Dick Dovell

Dick Dovell - His Life and Times

Dick was born in Leesburg, Virginia. His early years were spent in Takoma Park, Maryland and at the age eight, his family moved to Strasburg, Virginia. Two years later they moved to the family farm at Reliance, Virginia, and just three miles from Lord Fairfax Community College. He and his wife are now long time residents of Front Royal, Virginia.

Growing up in Warren County, he was educated in the public school system, including two years in a two-room school that housed all seven elementary grades. He graduated from Warren County High School in 1955, after serving two years as president of the Front Royal Chapter of the Future Farmers of America, and was awarded a full academic scholarship to the University of Maryland, where he received a degree in General Agriculture in 1959.

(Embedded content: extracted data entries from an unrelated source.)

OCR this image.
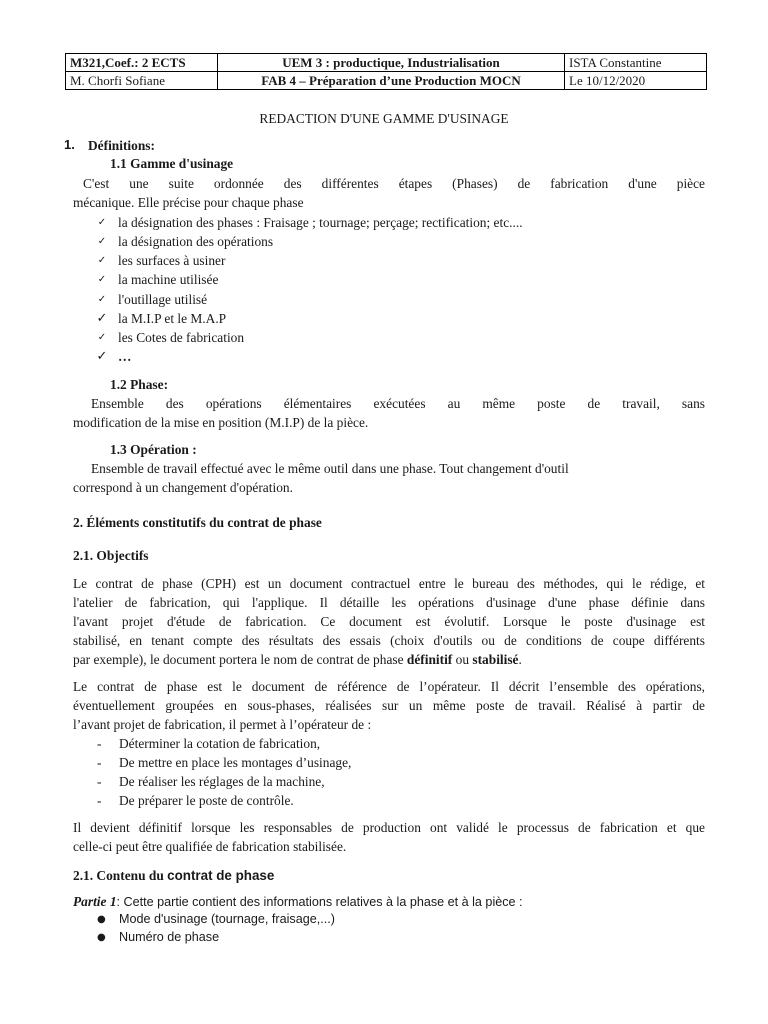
M321,Coef.: 2 ECTS	UEM 3 : productique, Industrialisation	ISTA Constantine
M. Chorfi Sofiane	FAB 4 – Préparation d’une Production MOCN	Le 10/12/2020
REDACTION D'UNE GAMME D'USINAGE
1. Définitions:
1.1 Gamme d'usinage
C'est une suite ordonnée des différentes étapes (Phases) de fabrication d'une pièce
mécanique. Elle précise pour chaque phase
✓ la désignation des phases : Fraisage ; tournage; perçage; rectification; etc....
✓ la désignation des opérations
✓ les surfaces à usiner
✓ la machine utilisée
✓ l'outillage utilisé
✓ la M.I.P et le M.A.P
✓ les Cotes de fabrication
✓ …
1.2 Phase:
Ensemble des opérations élémentaires exécutées au même poste de travail, sans
modification de la mise en position (M.I.P) de la pièce.
1.3 Opération :
Ensemble de travail effectué avec le même outil dans une phase. Tout changement d'outil
correspond à un changement d'opération.
2. Éléments constitutifs du contrat de phase
2.1. Objectifs
Le contrat de phase (CPH) est un document contractuel entre le bureau des méthodes, qui le rédige, et
l'atelier de fabrication, qui l'applique. Il détaille les opérations d'usinage d'une phase définie dans
l'avant projet d'étude de fabrication. Ce document est évolutif. Lorsque le poste d'usinage est
stabilisé, en tenant compte des résultats des essais (choix d'outils ou de conditions de coupe différents
par exemple), le document portera le nom de contrat de phase définitif ou stabilisé.
Le contrat de phase est le document de référence de l’opérateur. Il décrit l’ensemble des opérations,
éventuellement groupées en sous-phases, réalisées sur un même poste de travail. Réalisé à partir de
l’avant projet de fabrication, il permet à l’opérateur de :
- Déterminer la cotation de fabrication,
- De mettre en place les montages d’usinage,
- De réaliser les réglages de la machine,
- De préparer le poste de contrôle.
Il devient définitif lorsque les responsables de production ont validé le processus de fabrication et que
celle-ci peut être qualifiée de fabrication stabilisée.
2.1. Contenu du contrat de phase
Partie 1: Cette partie contient des informations relatives à la phase et à la pièce :
● Mode d'usinage (tournage, fraisage,...)
● Numéro de phase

Warren County High School had been closed in 1958, due to "Massive Resistance," the reluctance of Warren County to integrate its high school. When the school was forced by the federal court to reopen in 1959, Dick accepted a science teaching position in the newly integrated facility.

The following summer, he was employed by radio station WFTR, where he spent the next four years. He was the morning disc jockey and did news, weather and play-by-play sports, covering football, basketball and baseball.

Dick left radio to manage the family farm when his father suffered a heart attack. After his father's recovery, he returned to teaching, accepting a math position at John S. Mobsy Academy, a Freedom of Choice school that resulted from the forced integration of Warren County High School. A year later, he returned to the public schools to teach earth science, a position he held for a number of years.

In 1970, he received a grant in the National Science Academic Year Institute at Pennsylvania State University and earned a Master of Education degree with a major in Earth Science. He returned to Warren County and a year later accepted a faculty position at Lord Fairfax CommunityCollege.

Dick has taught many geology and agriculture courses at Lord Fairfax for 33 years.

A long time believer in education, with degrees from Maryland and Penn State, Dick has also taken course work from the University of Virginia, Washington and Lee University, Virginia Polytechnic Institute and State University, and New York State College. He has been a life long farmer, with experience in poultry, dairy and beef cattle. Also interested in sports and in writing, he was a football and baseball coach at Warren County High School and wrote for the Northern Virginia Daily, Winchester Evening Star and Warren Sentinel.

After suffering a stroke, Dick has recovered to continue his teaching career. When the State of Virginia proposed an early retirement for employees he was able to participate. He has been named Professor Emeritus at Lord Fairfax Community College . He fully retired from teaching in 2004

His wife, Lorraine, a graduate of Warren County High School, Lord Fairfax and James Madison University, with a Masters in Education, and was an assistant principal at Warren County High School and is a past recipient of the Lord Fairfax Community College Outstanding Alumnus Award. Their daughter, Diane, attended Lord Fairfax as a senior at Warren County High School and is a graduate of James Madison University. She is employed by the Educational Foundation of James Madison University and is involved in fund raising. Diane received her Masters in Public Administration on December 11, 2004 from JMU.